The recent development of generative AI (GenAI) algorithms has allowed machines to create new content in a realistic way, driving the spread of AI-generated content (AIGC) on the Internet. However, generative AI models and AIGC have exacerbated several societal challenges such as security threats (e.g., misinformation), trust issues, ethical concerns, and intellectual property regulation, calling for effective detection methods and a better understanding of AI-generated vs. human-written content. In this paper, we focus on AI-generated texts produced by large language models (LLMs) and extend prior detection methods by proposing a novel framework that combines semantic information and linguistic features. Based on potential semantic and linguistic differences in AI vs. human writing, we design our Semantic-Linguistic-Detector (SemLinDetector) framework by integrating a transformer-based semantic encoder and a linguistic encoder with parallel linguistic representations. By comparing a series of benchmark models on datasets collected from various LLMs and human writers in multiple domains, our experiments show that the proposed detection framework outperforms other benchmarks in a consistent and robust manner. Moreover, our model interpretability analysis showcases our framework's potential to help understand the reasoning behind prediction outcomes and identify patterns of differences in AI-generated and human-written content. Our research adds to the growing space of GenAI by proposing an effective and responsible detection system to address the risks and challenges of GenAI, offering implications for researchers and practitioners to better understand and regulate AIGC.

查看原文本刊更多论文

一个可解释的框架，用于协助检测人工智能生成的文本内容

最近，生成式人工智能（GenAI）算法的发展使机器能够以逼真的方式创造新内容，从而推动了人工智能生成内容（AIGC）在互联网上的传播。然而，生成式人工智能模型和AIGC加剧了一些社会挑战，如安全威胁（例如，错误信息）、信任问题、道德问题和知识产权监管，这需要有效的检测方法，并更好地理解人工智能生成的内容与人类编写的内容。在本文中，我们将重点放在由大型语言模型（llm）生成的人工智能生成文本上，并通过提出一个结合语义信息和语言特征的新框架来扩展先验检测方法。基于人工智能与人类写作中潜在的语义和语言差异，我们通过集成基于转换器的语义编码器和具有并行语言表示的语言编码器来设计语义-语言-检测器（SemLinDetector）框架。通过比较从多个领域的各种法学硕士和人类作家收集的数据集上的一系列基准模型，我们的实验表明，所提出的检测框架以一致和稳健的方式优于其他基准。此外，我们的模型可解释性分析展示了我们的框架的潜力，可以帮助理解预测结果背后的原因，并识别人工智能生成和人工编写内容的差异模式。本研究提出了一种有效的、负责任的检测系统来应对GenAI的风险和挑战，为研究人员和从业人员更好地理解和监管AIGC提供了启示，为GenAI的发展提供了空间。

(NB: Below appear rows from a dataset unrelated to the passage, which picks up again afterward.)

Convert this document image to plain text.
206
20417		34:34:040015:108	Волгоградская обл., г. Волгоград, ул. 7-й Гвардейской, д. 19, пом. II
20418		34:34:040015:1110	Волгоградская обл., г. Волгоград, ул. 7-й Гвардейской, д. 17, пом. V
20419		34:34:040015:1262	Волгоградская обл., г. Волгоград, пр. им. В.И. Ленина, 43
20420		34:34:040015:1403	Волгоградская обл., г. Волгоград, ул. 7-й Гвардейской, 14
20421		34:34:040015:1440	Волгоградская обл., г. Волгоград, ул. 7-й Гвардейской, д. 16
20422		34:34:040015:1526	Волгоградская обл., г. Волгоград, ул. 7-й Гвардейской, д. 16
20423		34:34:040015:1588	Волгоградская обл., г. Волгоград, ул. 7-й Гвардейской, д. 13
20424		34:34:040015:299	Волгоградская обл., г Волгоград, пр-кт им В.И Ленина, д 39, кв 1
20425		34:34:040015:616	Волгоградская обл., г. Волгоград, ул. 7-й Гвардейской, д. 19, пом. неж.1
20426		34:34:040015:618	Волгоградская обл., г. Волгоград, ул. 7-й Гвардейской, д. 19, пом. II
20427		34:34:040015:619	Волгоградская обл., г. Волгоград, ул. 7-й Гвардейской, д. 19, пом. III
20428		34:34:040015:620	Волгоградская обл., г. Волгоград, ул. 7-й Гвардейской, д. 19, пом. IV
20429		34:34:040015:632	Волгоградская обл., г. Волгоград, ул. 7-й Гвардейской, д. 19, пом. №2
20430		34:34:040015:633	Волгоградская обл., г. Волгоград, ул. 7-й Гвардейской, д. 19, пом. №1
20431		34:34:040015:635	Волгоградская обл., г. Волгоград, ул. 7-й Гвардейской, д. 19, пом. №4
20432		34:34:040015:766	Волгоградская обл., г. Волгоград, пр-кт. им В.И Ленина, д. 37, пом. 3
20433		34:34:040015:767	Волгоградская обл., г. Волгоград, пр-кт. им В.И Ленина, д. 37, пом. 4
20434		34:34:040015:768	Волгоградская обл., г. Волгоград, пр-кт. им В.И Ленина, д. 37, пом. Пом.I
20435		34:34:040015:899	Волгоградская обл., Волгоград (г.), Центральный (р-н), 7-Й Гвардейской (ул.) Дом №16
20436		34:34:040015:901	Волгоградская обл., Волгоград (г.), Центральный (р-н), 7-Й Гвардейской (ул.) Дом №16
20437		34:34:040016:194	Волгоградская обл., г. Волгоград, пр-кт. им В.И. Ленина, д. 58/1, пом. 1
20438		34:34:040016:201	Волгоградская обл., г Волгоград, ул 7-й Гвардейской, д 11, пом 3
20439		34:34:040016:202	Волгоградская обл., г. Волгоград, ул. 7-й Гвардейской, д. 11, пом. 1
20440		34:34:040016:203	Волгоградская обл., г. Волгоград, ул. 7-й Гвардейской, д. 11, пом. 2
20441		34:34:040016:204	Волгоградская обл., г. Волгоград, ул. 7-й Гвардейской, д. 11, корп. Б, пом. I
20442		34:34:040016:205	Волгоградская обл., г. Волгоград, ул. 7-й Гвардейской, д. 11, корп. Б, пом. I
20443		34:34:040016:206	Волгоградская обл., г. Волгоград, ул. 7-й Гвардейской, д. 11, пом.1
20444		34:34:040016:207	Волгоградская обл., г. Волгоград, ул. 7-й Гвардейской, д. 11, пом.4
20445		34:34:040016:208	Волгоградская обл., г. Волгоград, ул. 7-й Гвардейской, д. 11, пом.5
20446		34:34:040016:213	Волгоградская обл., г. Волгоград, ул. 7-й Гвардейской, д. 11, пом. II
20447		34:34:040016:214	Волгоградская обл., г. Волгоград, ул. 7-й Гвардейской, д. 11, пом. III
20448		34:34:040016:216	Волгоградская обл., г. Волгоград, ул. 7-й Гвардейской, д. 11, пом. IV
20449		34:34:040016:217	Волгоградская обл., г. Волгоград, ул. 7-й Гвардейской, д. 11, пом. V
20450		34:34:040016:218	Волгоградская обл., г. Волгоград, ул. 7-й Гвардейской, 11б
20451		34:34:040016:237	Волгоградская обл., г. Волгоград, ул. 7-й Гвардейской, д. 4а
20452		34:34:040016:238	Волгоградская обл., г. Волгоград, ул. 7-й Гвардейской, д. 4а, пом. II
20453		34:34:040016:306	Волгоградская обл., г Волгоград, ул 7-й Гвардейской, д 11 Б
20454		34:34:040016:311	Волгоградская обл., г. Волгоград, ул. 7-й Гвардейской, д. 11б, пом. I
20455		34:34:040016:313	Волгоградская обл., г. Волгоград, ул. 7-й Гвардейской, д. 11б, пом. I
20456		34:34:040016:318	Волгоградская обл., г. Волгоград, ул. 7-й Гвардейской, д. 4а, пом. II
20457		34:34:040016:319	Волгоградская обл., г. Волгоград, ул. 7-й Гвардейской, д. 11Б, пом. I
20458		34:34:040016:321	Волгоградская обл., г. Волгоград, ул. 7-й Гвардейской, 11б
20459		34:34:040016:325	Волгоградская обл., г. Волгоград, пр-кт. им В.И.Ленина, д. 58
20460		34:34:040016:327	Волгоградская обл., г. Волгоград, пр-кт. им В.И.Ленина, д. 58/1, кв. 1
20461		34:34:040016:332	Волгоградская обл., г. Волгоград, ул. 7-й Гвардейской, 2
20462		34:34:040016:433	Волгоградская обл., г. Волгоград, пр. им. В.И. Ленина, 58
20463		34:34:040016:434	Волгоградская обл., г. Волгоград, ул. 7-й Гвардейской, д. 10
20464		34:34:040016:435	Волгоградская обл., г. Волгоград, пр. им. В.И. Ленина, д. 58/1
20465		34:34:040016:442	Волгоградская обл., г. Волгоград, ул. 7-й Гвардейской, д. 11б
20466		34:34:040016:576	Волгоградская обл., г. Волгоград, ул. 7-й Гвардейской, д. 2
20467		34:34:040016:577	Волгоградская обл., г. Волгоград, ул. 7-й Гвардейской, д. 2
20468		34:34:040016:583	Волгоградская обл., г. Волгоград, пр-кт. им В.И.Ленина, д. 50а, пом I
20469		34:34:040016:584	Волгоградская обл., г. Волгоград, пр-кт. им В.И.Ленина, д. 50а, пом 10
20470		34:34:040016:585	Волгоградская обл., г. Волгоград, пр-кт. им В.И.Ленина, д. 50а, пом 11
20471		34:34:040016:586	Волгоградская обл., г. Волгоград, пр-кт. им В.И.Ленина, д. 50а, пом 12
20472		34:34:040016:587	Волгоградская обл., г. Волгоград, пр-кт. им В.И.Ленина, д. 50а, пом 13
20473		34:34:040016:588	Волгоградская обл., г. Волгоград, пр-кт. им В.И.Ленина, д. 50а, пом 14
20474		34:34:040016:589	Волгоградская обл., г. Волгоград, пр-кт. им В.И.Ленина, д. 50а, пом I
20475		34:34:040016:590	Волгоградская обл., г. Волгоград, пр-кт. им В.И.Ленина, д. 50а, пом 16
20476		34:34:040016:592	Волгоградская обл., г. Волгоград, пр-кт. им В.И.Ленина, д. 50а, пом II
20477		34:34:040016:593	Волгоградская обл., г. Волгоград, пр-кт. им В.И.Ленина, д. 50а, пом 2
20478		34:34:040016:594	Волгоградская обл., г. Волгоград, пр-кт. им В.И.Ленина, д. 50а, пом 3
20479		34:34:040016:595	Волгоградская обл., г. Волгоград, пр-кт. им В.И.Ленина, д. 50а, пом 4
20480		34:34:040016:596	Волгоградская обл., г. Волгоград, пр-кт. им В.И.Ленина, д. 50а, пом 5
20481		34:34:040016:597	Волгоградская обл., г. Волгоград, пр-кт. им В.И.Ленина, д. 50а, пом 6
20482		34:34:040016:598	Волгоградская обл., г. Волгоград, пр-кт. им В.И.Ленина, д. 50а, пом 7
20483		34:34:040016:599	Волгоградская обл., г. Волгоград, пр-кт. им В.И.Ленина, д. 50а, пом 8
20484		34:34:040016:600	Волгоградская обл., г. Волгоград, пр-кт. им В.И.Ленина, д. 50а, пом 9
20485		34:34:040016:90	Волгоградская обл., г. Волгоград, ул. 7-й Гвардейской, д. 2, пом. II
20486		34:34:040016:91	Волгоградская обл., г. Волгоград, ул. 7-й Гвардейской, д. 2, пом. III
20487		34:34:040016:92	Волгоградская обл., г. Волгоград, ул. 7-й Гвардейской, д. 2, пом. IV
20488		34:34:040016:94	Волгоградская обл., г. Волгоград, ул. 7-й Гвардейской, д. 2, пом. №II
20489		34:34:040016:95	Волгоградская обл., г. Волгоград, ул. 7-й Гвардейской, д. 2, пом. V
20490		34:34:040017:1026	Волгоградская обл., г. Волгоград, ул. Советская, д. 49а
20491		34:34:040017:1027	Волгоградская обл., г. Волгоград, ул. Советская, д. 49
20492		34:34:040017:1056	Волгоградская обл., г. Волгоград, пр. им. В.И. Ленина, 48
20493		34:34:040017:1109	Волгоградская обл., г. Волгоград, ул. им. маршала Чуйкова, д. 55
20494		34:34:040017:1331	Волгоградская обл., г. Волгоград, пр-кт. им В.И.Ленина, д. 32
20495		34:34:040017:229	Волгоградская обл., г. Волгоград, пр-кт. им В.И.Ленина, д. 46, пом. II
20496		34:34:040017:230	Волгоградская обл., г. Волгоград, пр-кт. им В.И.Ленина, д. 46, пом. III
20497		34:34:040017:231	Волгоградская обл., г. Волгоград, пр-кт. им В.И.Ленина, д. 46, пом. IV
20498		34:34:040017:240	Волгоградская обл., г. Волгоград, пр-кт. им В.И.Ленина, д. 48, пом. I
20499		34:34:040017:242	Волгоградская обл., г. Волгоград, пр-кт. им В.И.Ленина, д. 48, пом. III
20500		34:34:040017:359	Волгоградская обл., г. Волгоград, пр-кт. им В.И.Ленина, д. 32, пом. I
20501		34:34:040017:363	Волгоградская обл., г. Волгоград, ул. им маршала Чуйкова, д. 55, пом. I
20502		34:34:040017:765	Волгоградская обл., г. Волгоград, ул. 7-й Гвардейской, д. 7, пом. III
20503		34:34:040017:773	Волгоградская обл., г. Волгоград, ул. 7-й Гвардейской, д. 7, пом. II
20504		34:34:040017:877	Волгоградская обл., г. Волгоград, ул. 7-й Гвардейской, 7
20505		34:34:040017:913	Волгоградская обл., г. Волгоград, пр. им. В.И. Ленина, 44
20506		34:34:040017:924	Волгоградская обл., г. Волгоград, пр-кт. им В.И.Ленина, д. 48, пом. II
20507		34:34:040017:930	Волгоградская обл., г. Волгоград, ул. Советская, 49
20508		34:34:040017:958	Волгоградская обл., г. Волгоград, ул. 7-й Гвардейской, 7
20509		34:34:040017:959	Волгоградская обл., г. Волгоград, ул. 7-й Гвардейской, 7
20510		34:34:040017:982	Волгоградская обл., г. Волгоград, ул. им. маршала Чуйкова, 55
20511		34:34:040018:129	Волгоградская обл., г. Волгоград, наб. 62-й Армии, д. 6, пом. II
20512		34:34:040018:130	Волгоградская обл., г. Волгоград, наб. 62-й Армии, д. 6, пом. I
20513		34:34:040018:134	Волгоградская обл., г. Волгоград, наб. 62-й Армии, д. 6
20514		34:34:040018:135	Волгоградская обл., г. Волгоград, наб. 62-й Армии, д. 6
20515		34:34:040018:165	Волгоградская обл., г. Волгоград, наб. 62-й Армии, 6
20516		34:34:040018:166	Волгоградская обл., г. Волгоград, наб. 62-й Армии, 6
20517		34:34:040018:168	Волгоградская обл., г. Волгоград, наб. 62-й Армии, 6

本文章由计算机程序翻译，如有差异，请以英文原文为准。

求助全文

约1分钟内获得全文求助全文

来源期刊

Decision Support Systems 工程技术-计算机：人工智能

CiteScore

14.70

自引率

6.70%

发文量

119

审稿时长

13 months

期刊介绍： The common thread of articles published in Decision Support Systems is their relevance to theoretical and technical issues in the support of enhanced decision making. The areas addressed may include foundations, functionality, interfaces, implementation, impacts, and evaluation of decision support systems (DSSs).